Doug Farah's recent articles [May 25] recounted an isolated case in 1996 when Cuban authorities seized a cocaine-laden boat that had drifted into Cuban waters after being overtaken by the U.S. Coast Guard. But that tale paints a distorted picture of Fidel Castro's brush with cocaine.

Just last December, seven tons of cocaine bound for Havana were seized by Colombian police. That huge shipment, consigned to a Cuban state-owned joint venture, could not have been the first or only one of its kind.

Remember that in 1988 U.S. prosecutors uncovered a cocaine-smuggling ring that implicated Fidel Castro personally. Feeling the heat, Fidel Castro choreographed a show trial to pin the charges on trusted key aides, army Gen. Arnaldo Ochoa Sanchez and interior ministry Col. Antonio de la Guardia. Mr. de la Guardia's family contends that the smuggling had Fidel Castro's blessing and that the Cuban leader visited the men in jail to dangle leniency in exchange for silence. Mr. Ochoa, Mr. de la Guardia and two aides cooperated, only to face firing squads in July 1989.

In the 1980s, U.S. prosecutors videotaped traffickers bragging about how Cuban radar boats steered them around U.S. patrols. One astonished drug pilot recalled a rendezvous with a Cuban MiG, which led him to a Cuban military air base to refuel.

Today, at least three senior Cuban officials are wanted on Interpol warrants for drug smuggling. According to a U.S. indictment, Fernando Ravelo Renedo, Cuba's ambassador to Colombia in the early 1980s, and his deputy, Gonzalo Bassols Suarez, conspired with Colombian guerrillas on cocaine-for-arms deals using Cuban territory. The third fugitive, Cuban navy Vice Adm. Aldo Santamaria Cuadrado, stands accused of escorting drug shipments in Cuban waters.
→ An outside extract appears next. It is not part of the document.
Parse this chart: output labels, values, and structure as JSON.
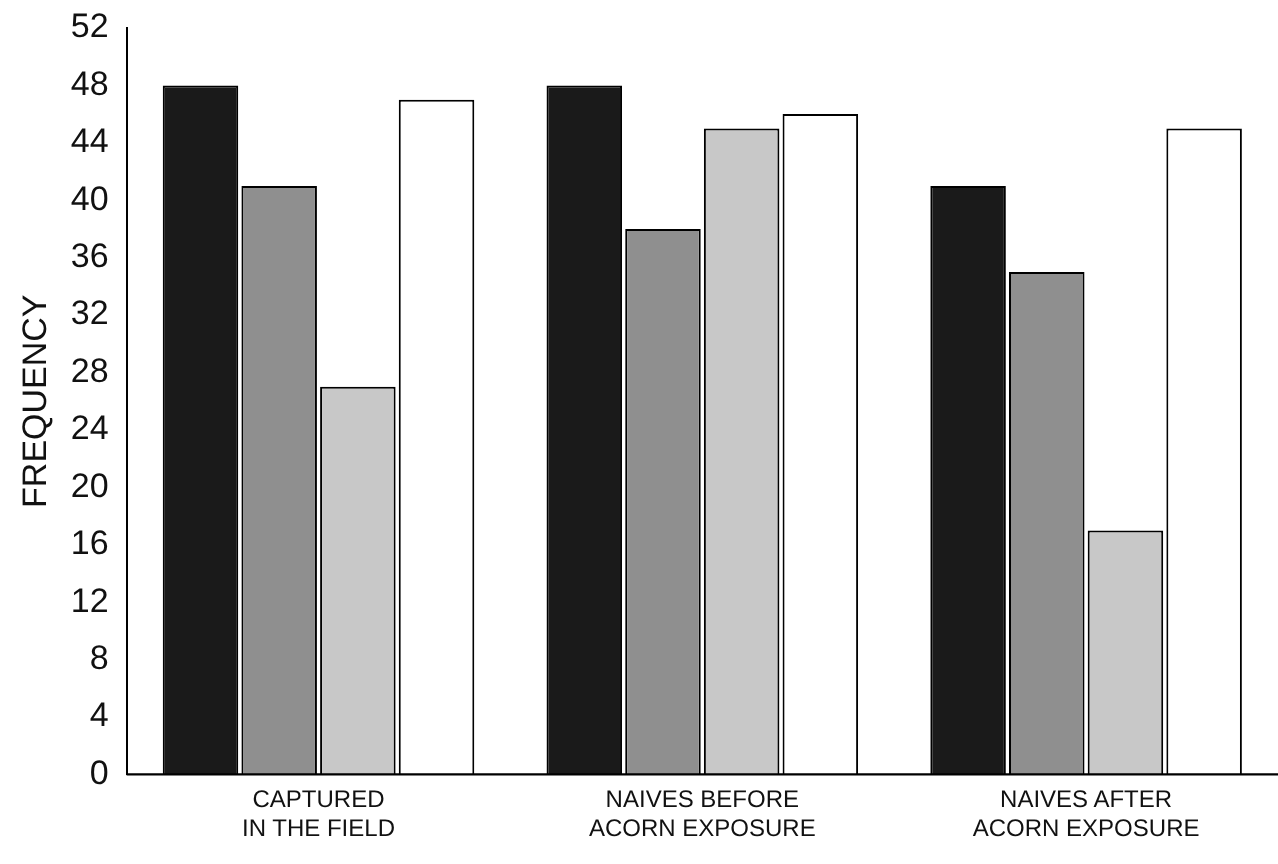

Mr. Farah's articles ignore several practical roadblocks to anti-drug cooperation with Fidel Castro. FBI Director Louis Freeh has told Congress that the Cuban leader harbors 90-plus fugitives from U.S. justice (including an infamous cop-killer and others on drug charges). Cooperating with the hemisphere's most notorious human rights violator surely will draw the ire of those who excoriate such ties to Colombian security forces. And if Cuba's interdiction force is ill-equipped, will we be expected to give aid to the same Cuban coast guard that in 1994 sank a fleeing Cuban tugboat, drowning two dozen escaping refugees? Will we be asked to upgrade the radar for an air force that shot down two U.S. civilian aircraft in 1996?

ROGER NORIEGA

Washington

The writer is a senior professional staff member of the Senate Committee on Foreign Relations.